Comment: Hope for cancer vaccine proves promise of research

An early study of a vaccine tailored for pancreatic cancer patients shows what comes of funding.

By Lisa Jarvis / Bloomberg Opinion

A study published last month in Nature underscores the potential for a new personalized pancreatic cancer vaccine to keep the disease from coming back. The trial was tiny, just 16 patients, but it’s eliciting a sentiment not normally associated with this brutal disease: hope.

Pancreatic cancer is notorious for the swiftness with which is kills. So, when researchers offer data suggesting a personalized vaccine might be able to keep the cancer at bay for years, it’s worth paying attention to; even when the results are in just a handful of people.

It also should be a call to action. Progress has been too slow for this patient group and their families. They deserve better options. The only way to get there is to keep investing in the kind of foundational research that, through decades of painstaking work, becomes the basis for breakthroughs.

Even with slow and steady progress over the last decade toward improving survival rates, just 13 percent of people are alive five years after they are diagnosed with pancreatic cancer. That poor prognosis has made it the third deadliest cancer in the U.S., behind lung and colon cancers.

Finding better treatments has been exceptionally difficult. People don’t typically experience symptoms and there are no simple tests for the disease. By the time it’s detected, it usually has spread to nearby organs; a point when even the best treatments, if they existed, would make success unlikely.

This new round of data is for a vaccine that delivers strands of mRNA — the same material used in the covid vaccines — encoding the recipes for a long list of proteins specific to a patient’s tumor. The idea is to teach the immune system to recognize and destroy those tumor bits whenever it comes across them.

The concept might sound straightforward, but until data started to emerge from this small trial, few expected the immune system could be turned against pancreatic cancer. Vaccines typically work best when a tumor is riddled with mutations, as in melanoma, where Moderna’s bespoke mRNA vaccine has shown promise.

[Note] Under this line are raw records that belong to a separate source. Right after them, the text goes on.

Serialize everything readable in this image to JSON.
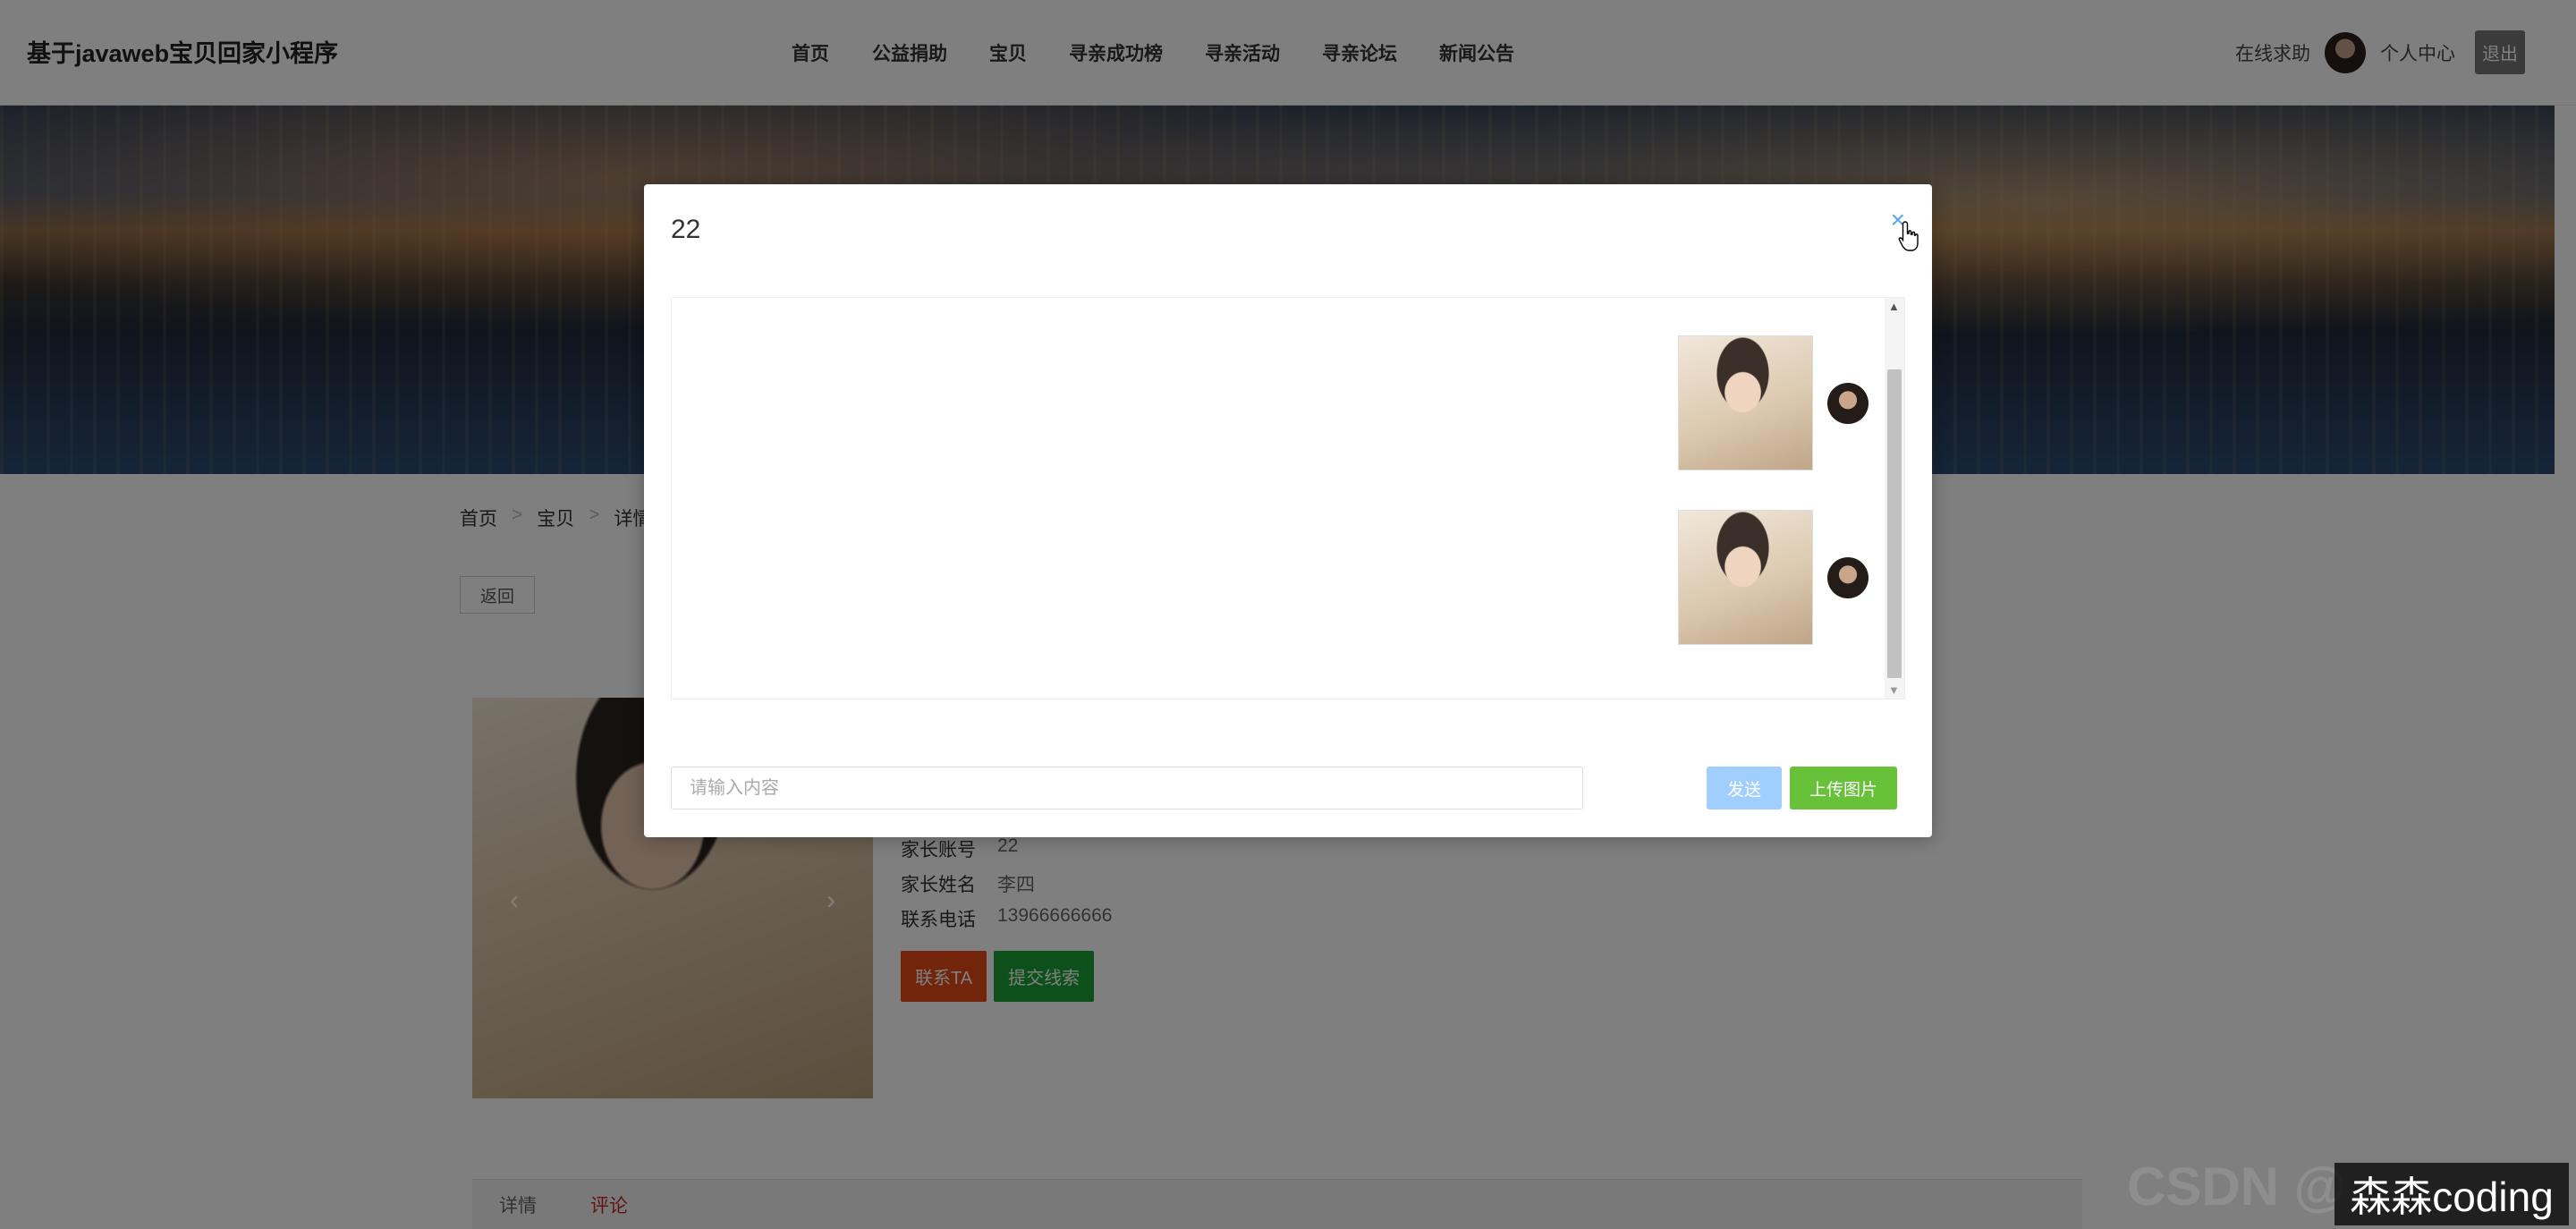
{
  "header": {
    "site_title": "基于javaweb宝贝回家小程序",
    "nav": [
      "首页",
      "公益捐助",
      "宝贝",
      "寻亲成功榜",
      "寻亲活动",
      "寻亲论坛",
      "新闻公告"
    ],
    "help_link": "在线求助",
    "profile_link": "个人中心",
    "logout_label": "退出"
  },
  "breadcrumb": [
    "首页",
    "宝贝",
    "详情"
  ],
  "breadcrumb_sep": ">",
  "back_label": "返回",
  "details": [
    {
      "label": "家长账号",
      "value": "22"
    },
    {
      "label": "家长姓名",
      "value": "李四"
    },
    {
      "label": "联系电话",
      "value": "13966666666"
    }
  ],
  "actions": {
    "contact": "联系TA",
    "clue": "提交线索"
  },
  "tabs": [
    "详情",
    "评论"
  ],
  "modal": {
    "title": "22",
    "close_icon": "×",
    "input_placeholder": "请输入内容",
    "send_label": "发送",
    "upload_label": "上传图片",
    "messages": [
      {
        "type": "image"
      },
      {
        "type": "image"
      }
    ]
  },
  "watermarks": {
    "csdn": "CSDN @",
    "author": "森森coding"
  },
  "colors": {
    "contact_button": "#e64a19",
    "clue_button": "#1aa038",
    "send_button": "#a0cfff",
    "upload_button": "#67c23a",
    "close_icon": "#5aa7e6",
    "active_tab": "#c62828"
  }
}
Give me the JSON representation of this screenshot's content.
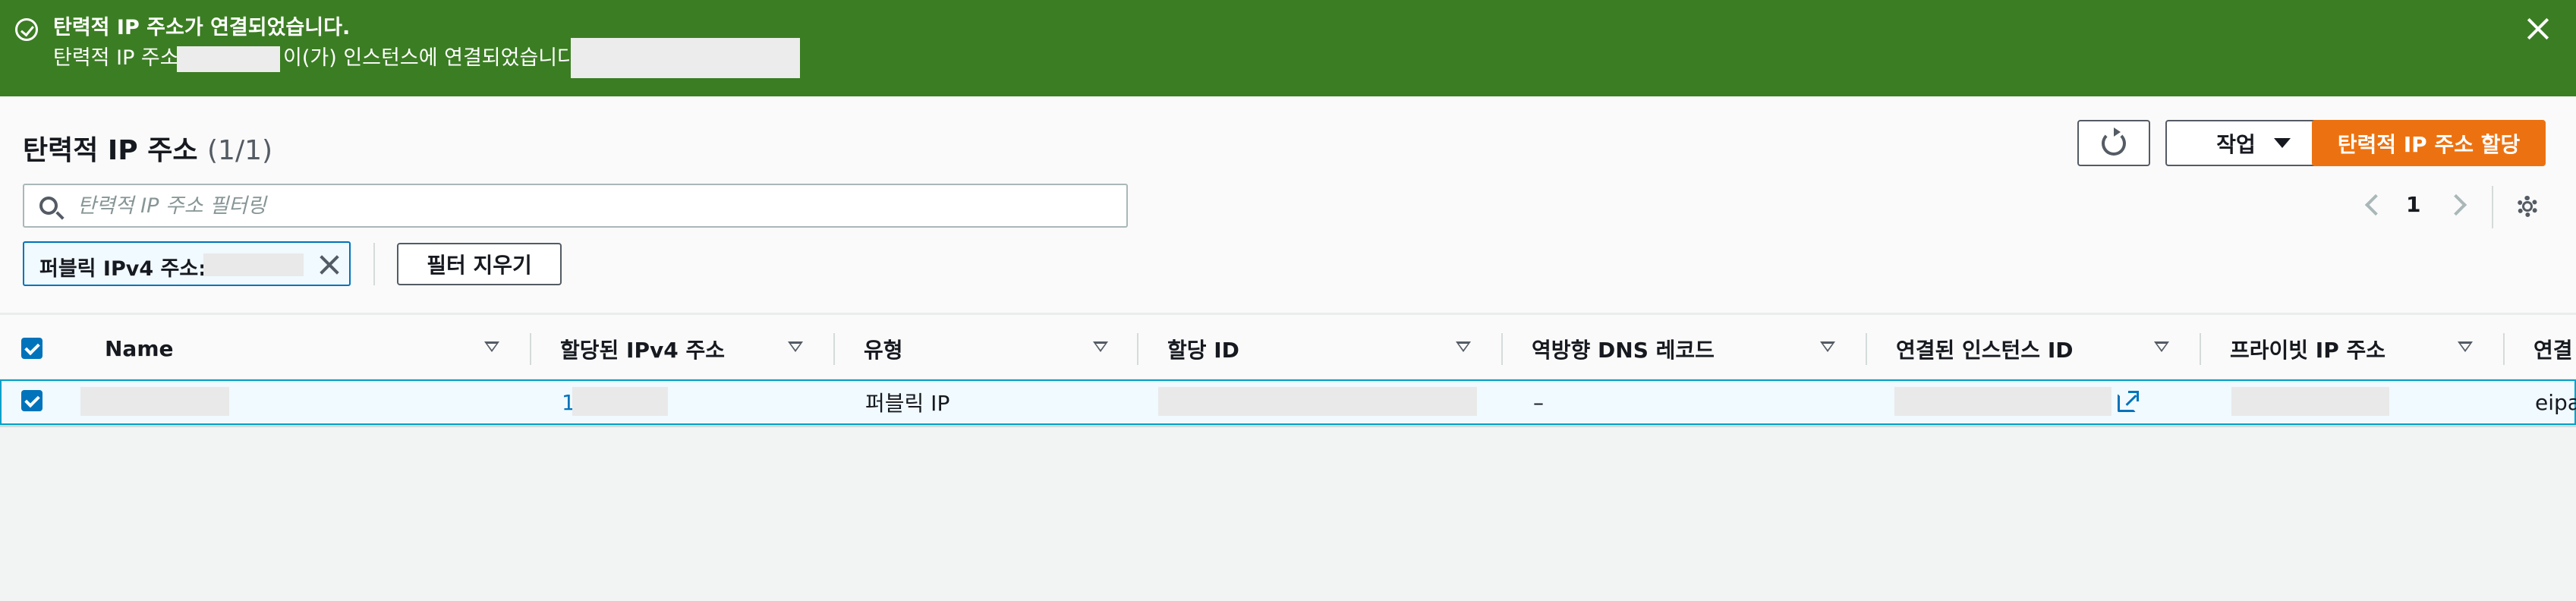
{
  "flash": {
    "title": "탄력적 IP 주소가 연결되었습니다.",
    "message_prefix": "탄력적 IP 주소",
    "message_middle": "이(가) 인스턴스에 연결되었습니다."
  },
  "header": {
    "title": "탄력적 IP 주소",
    "count": "(1/1)",
    "actions_label": "작업",
    "primary_label": "탄력적 IP 주소 할당"
  },
  "search": {
    "placeholder": "탄력적 IP 주소 필터링"
  },
  "pagination": {
    "current_page": "1"
  },
  "filter": {
    "token_label": "퍼블릭 IPv4 주소:",
    "clear_label": "필터 지우기"
  },
  "table": {
    "columns": [
      "Name",
      "할당된 IPv4 주소",
      "유형",
      "할당 ID",
      "역방향 DNS 레코드",
      "연결된 인스턴스 ID",
      "프라이빗 IP 주소",
      "연결"
    ],
    "rows": [
      {
        "ipv4_visible": "1",
        "type": "퍼블릭 IP",
        "reverse_dns": "–",
        "assoc_trunc": "eipas"
      }
    ]
  },
  "colors": {
    "success": "#3b7d23",
    "primary": "#ec7211",
    "link": "#0073bb"
  }
}
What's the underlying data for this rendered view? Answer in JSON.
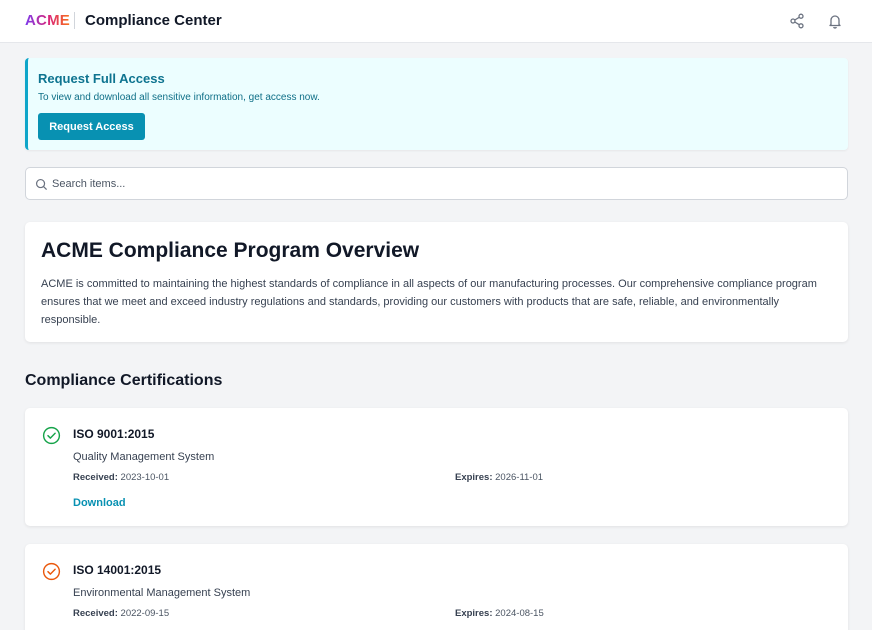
{
  "header": {
    "logo_text": "ACME",
    "app_title": "Compliance Center",
    "icons": [
      "share-icon",
      "bell-icon"
    ]
  },
  "banner": {
    "title": "Request Full Access",
    "text": "To view and download all sensitive information, get access now.",
    "button_label": "Request Access",
    "accent_color": "#0891b2"
  },
  "search": {
    "placeholder": "Search items...",
    "value": ""
  },
  "overview": {
    "title": "ACME Compliance Program Overview",
    "text": "ACME is committed to maintaining the highest standards of compliance in all aspects of our manufacturing processes. Our comprehensive compliance program ensures that we meet and exceed industry regulations and standards, providing our customers with products that are safe, reliable, and environmentally responsible."
  },
  "certifications": {
    "section_title": "Compliance Certifications",
    "received_label": "Received:",
    "expires_label": "Expires:",
    "items": [
      {
        "name": "ISO 9001:2015",
        "description": "Quality Management System",
        "received": "2023-10-01",
        "expires": "2026-11-01",
        "status_color": "#16a34a",
        "download_label": "Download"
      },
      {
        "name": "ISO 14001:2015",
        "description": "Environmental Management System",
        "received": "2022-09-15",
        "expires": "2024-08-15",
        "status_color": "#ea580c"
      }
    ]
  }
}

That’s what made earlier data from this study so stunning: The vaccine revved up the immune response against this typically tough tumor in half of the 16 participants.

But researchers didn’t know whether the cancer-fighting immune cells called T-cells generated by the vaccine would stick around; and, even if they did, whether they would keep doing their job.

Now, we know those immune cells can last for years, for some people, maybe even sticking around for life. Even better, they seem to retain the functions believed to be necessary for preventing a recurrence, says Vinod Balachandran, the pancreatic cancer surgeon at Memorial Sloan Kettering Cancer Center who led the study. Just two of the eight patients with a strong T-cell response saw their cancer come back. (The disease returned in seven of the eight people whose immune systems didn’t respond to the vaccine.)

The approach has its limits. In order to make the bespoke vaccine, doctors need to sequence a sample of the patient’s tumor, yet only the 20 percent or so of pancreatic cancer patients are eligible for surgery.

Barbara Brigham, a grandmother whose doctors found her pancreatic cancer in September 2020, is one of the lucky ones experiencing a years-long response to the vaccine. Routine scans have shown no sign of her cancer since she completed treatment with her personalized vaccine and chemotherapy in fall 2021. That’s allowed her to experience college graduations, attend her granddaughter’s wedding, and witness the birth of her eighth grandchild last December. All of those are “things that I didn’t think I would be around for,” Brigham told me.

And while she still is being monitored every six months for signs her cancer has returned, she’s starting to check some goals off her life list. She’s always wanted to take a cruise down the Rhine to visit her family’s hometown in Germany and thinks 2026 is her year. “I’m crossing my fingers and saying, I’m finally going to do it,” she says.

Of course, many more questions need to be answered before the vaccine is ready for prime time. Patients are now being enrolled in a larger study that should help researchers better grasp the mechanism of the immune response. Crucially, that trial should tell us whether the vaccine does a better job than conventional chemotherapy at preventing cancer from coming back.

Still, this initial success against such a recalcitrant tumor has broader implications for using personalized mRNA vaccines to target other common tumors that have so far been resistant to other kinds of immunotherapy, Balachandran says. It’s helping him and other researchers draw a better blueprint for designing cancer vaccines that actually work as promised.

Pushing that work forward with the urgency it deserves will require coordinated effort and significant investment from the government, biotech companies and philanthropy. Yet given the current environment at the National Institutes of Health, which helped fund the foundational work to develop the vaccine (not to mention foundational work to develop mRNA technology), it’s hard not to worry momentum could be lost.

What a colossal failure that would be. This cancer has stolen so much from so many families. If there’s a possibility for more people to benefit, we should be moving as quickly as possible to realize that potential.

Lisa Jarvis is a Bloomberg Opinion columnist covering biotech, health care and the pharmaceutical industry.